- The Big Data landscape continues to evolve. Until recently Big Data was focused on processing massive amounts of simple, flat data. But now, there is a growing need to fuse complex data that comes from both inside and outside of companies such as:
- Relational databases
- Public/industry repositories
- News feeds
- Client databases
- Social networks
- Complex Characteristics
- Multiple databases, sources or silos
- Unstructured (free form) text and documents
- Complex schemas
- 1,000s of tables
- Data inside and outside corporation
- Conceptually and contextually rich
- Events: Geo-locations, temporal & social networks
- Inconsistent naming conventions
- Prediction/uncertainty/probability/learned behavior
- Complex data inter-relationships of arbitrary length & depth
- Inferred relationships, connections, patterns
- Significant variety
- Has 1,000s of classes/categories
Less expensive & more intelligent analytic frameworks
- This evolution is driving the need for new, less expensive and more intelligent analytic frameworks to make better business decisions.

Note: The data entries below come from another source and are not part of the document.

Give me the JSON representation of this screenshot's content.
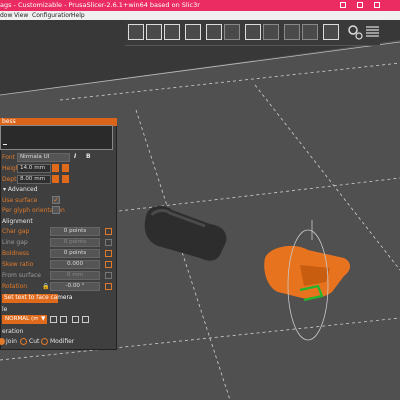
{
  "titlebar": {
    "title": "ags - Customizable - PrusaSlicer-2.6.1+win64 based on Slic3r"
  },
  "menubar": {
    "items": [
      "dow",
      "View",
      "Configuration",
      "Help"
    ]
  },
  "toolbar": {
    "icons": [
      "add-object-icon",
      "delete-icon",
      "delete-all-icon",
      "arrange-icon",
      "copy-icon",
      "paste-icon",
      "add-instance-icon",
      "remove-instance-icon",
      "split-objects-icon",
      "split-parts-icon",
      "variable-layer-height-icon",
      "search-icon",
      "settings-icon",
      "layers-icon"
    ]
  },
  "panel": {
    "header": "bess",
    "textbox_value": "",
    "font": {
      "label": "Font",
      "value": "Nirmala UI",
      "italic_btn": "I",
      "bold_btn": "B"
    },
    "height": {
      "label": "Height",
      "value": "14.0 mm"
    },
    "depth": {
      "label": "Depth",
      "value": "8.00 mm"
    },
    "advanced": {
      "label": "Advanced"
    },
    "use_surface": {
      "label": "Use surface",
      "checked": true
    },
    "per_glyph": {
      "label": "Per glyph orientation",
      "checked": false
    },
    "alignment": {
      "label": "Alignment"
    },
    "char_gap": {
      "label": "Char gap",
      "value": "0 points"
    },
    "line_gap": {
      "label": "Line gap",
      "value": "0 points"
    },
    "boldness": {
      "label": "Boldness",
      "value": "0 points"
    },
    "skew_ratio": {
      "label": "Skew ratio",
      "value": "0.000"
    },
    "from_surface": {
      "label": "From surface",
      "value": "0 mm"
    },
    "rotation": {
      "label": "Rotation",
      "value": "-0.00 °"
    },
    "face_camera_button": "Set text to face camera",
    "style": {
      "label": "le",
      "value": "NORMAL (modifie",
      "dropdown_btn": "▼"
    },
    "operation": {
      "label": "eration",
      "options": [
        "Join",
        "Cut",
        "Modifier"
      ],
      "selected": "Join"
    }
  },
  "colors": {
    "accent": "#e06a1c",
    "title": "#ea2c62",
    "object_orange": "#e8731f",
    "object_dark": "#2e2e2e"
  }
}
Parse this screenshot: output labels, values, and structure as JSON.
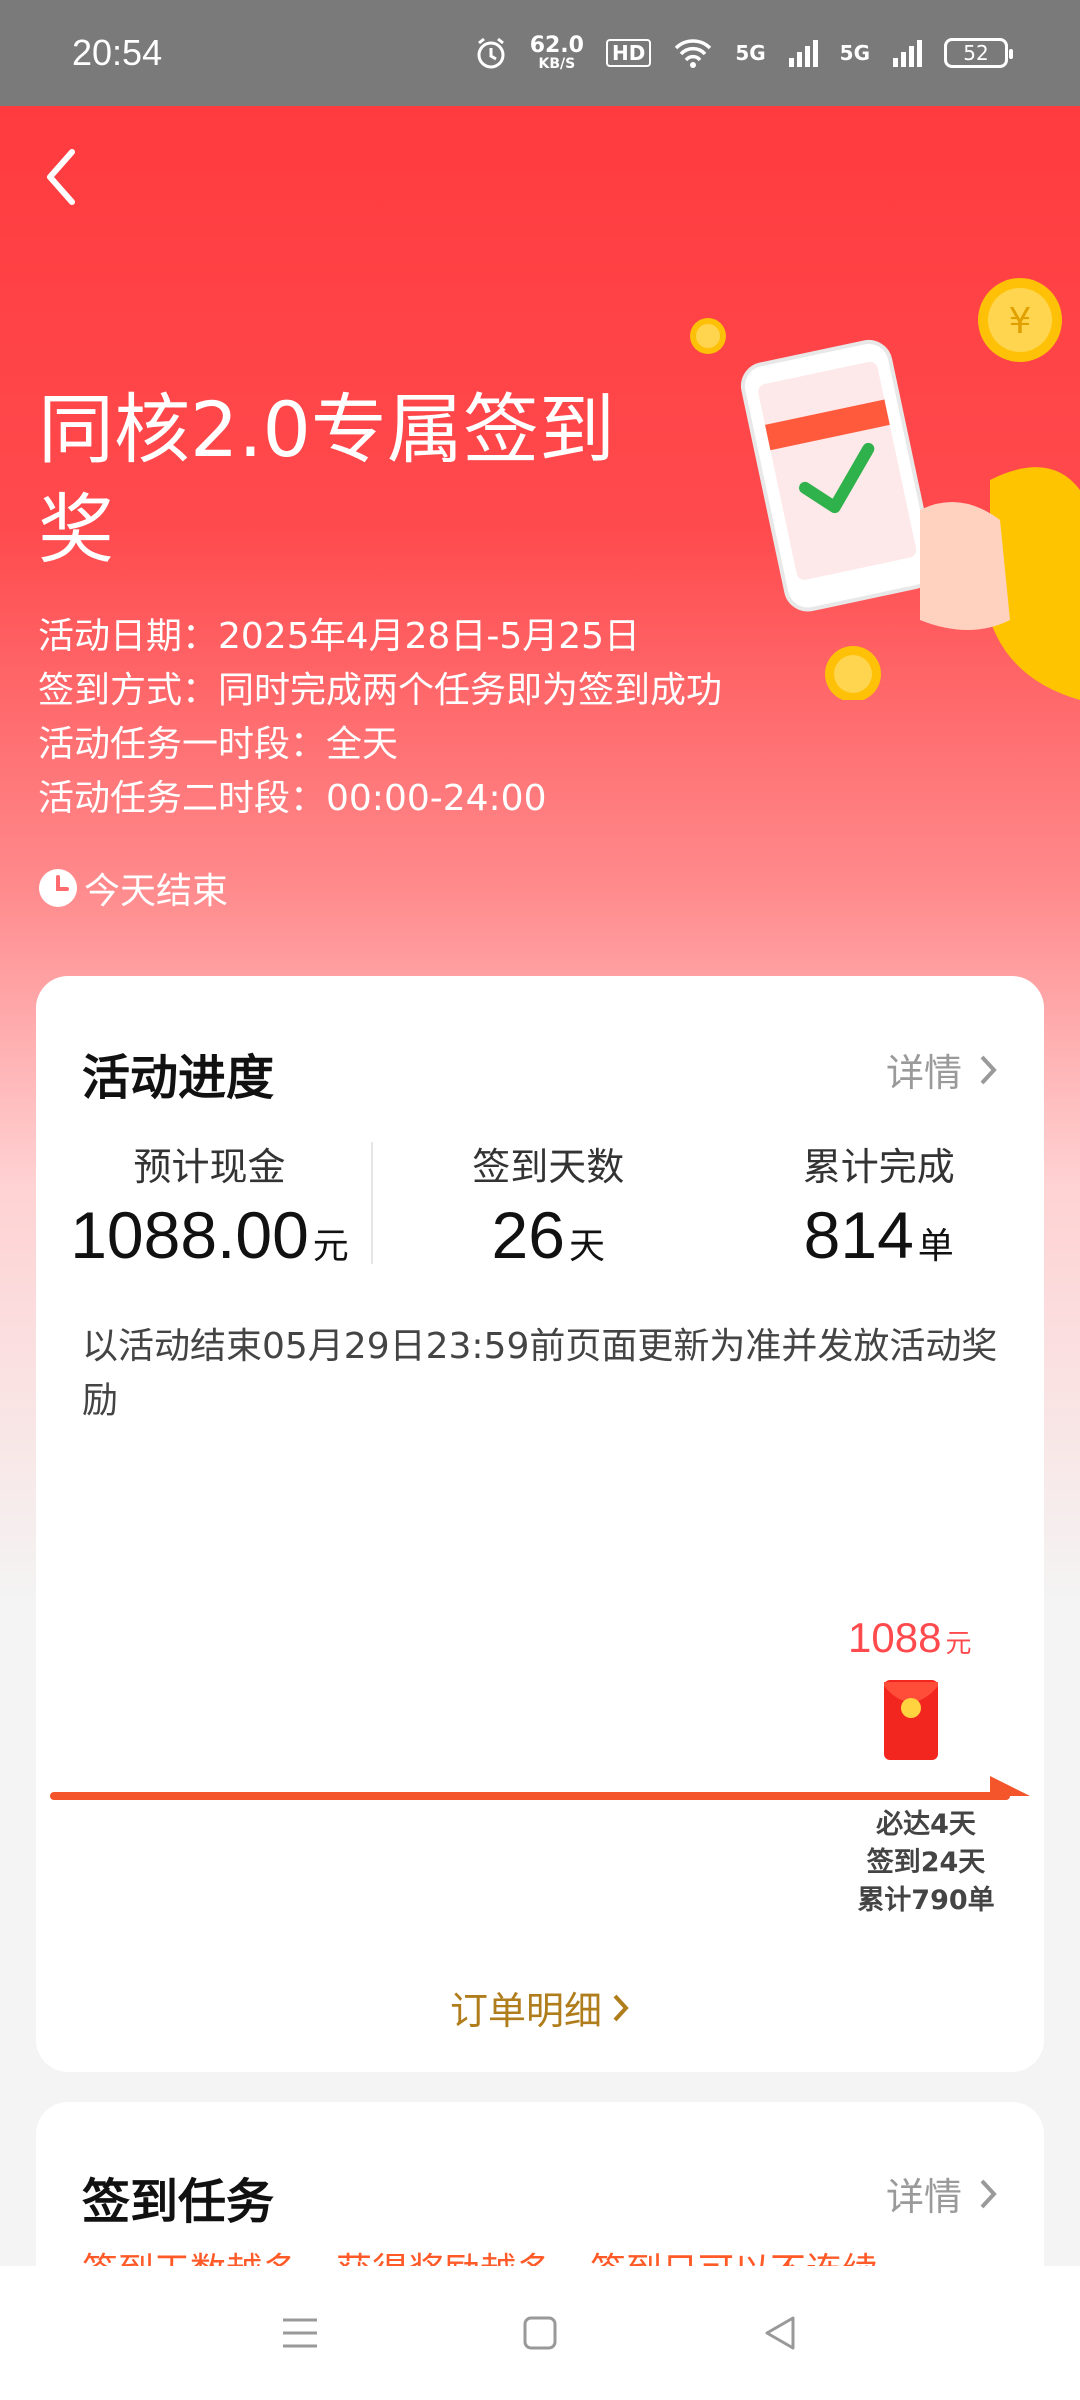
{
  "status_bar": {
    "time": "20:54",
    "net_speed": "62.0",
    "net_unit": "KB/S",
    "hd_label": "HD",
    "signal_labels": [
      "5G",
      "5G"
    ],
    "battery": "52"
  },
  "header": {
    "title": "同核2.0专属签到奖",
    "lines": [
      "活动日期：2025年4月28日-5月25日",
      "签到方式：同时完成两个任务即为签到成功",
      "活动任务一时段：全天",
      "活动任务二时段：00:00-24:00"
    ],
    "ends_text": "今天结束"
  },
  "progress_card": {
    "title": "活动进度",
    "detail_label": "详情",
    "stats": [
      {
        "label": "预计现金",
        "value": "1088.00",
        "unit": "元"
      },
      {
        "label": "签到天数",
        "value": "26",
        "unit": "天"
      },
      {
        "label": "累计完成",
        "value": "814",
        "unit": "单"
      }
    ],
    "note": "以活动结束05月29日23:59前页面更新为准并发放活动奖励",
    "milestone": {
      "amount": "1088",
      "amount_unit": "元",
      "conditions": [
        "必达4天",
        "签到24天",
        "累计790单"
      ]
    },
    "order_detail_label": "订单明细"
  },
  "tasks_card": {
    "title": "签到任务",
    "detail_label": "详情",
    "tags": [
      "签到天数越多",
      "获得奖励越多",
      "签到日可以不连续"
    ]
  },
  "colors": {
    "brand_red": "#ff3b3f",
    "accent_orange": "#ff5a28",
    "gold_text": "#b07d1c"
  }
}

- For many years, to support business analytic needs IT departments invested substantial time and money to pre-process data from various internal data sources into data warehouses and data marts. With the addition of big and complex data this approach is proving to be too slow, too inflexible and with a Total Cost of Ownership (TCO) that has exploded. Additionally, data warehouses struggle to integrate data from outside the enterprise. The warehouse approach is broken for businesses that need better, faster analytics.
- Data lakes are relatively new to the space and built largely to help address that TCO of data warehouses and the onslaught of Big Data. Unlike data warehouses, data lakes use the concept of pre-processing as little of the data as possible beforehand and to literally toss all the data into the data lake in its native form and fish out what is needed later. Essentially wait to the last possible moment to Extract, Transform, Load (ETL) and integrate the data – so called late binding. That all sounds great, but tossing everything into the lake in native formats has a number of challenges that need to be addressed:
More is needed for:
- Semantics for consistent taxonomy
- Meta-data management
- Linking or integration of data – otherwise silos stay silos
- Entity level access control/governance
- Curation, provenance and known quality of the data
Meeting the needs of wider audiences require curated repositories with governance, semantic consistency and access controls.
- The late binding approach of Data Lakes jams the heavy lifting of integrating the data later in the application data use cycle. It saves money upfront, but does nothing to reduce total costs or to solve the key business issue, that being: Make it easier and less costly to get information from data.
The question becomes: How to you build a data lake for complex, linked or integrated sets of information without going broke?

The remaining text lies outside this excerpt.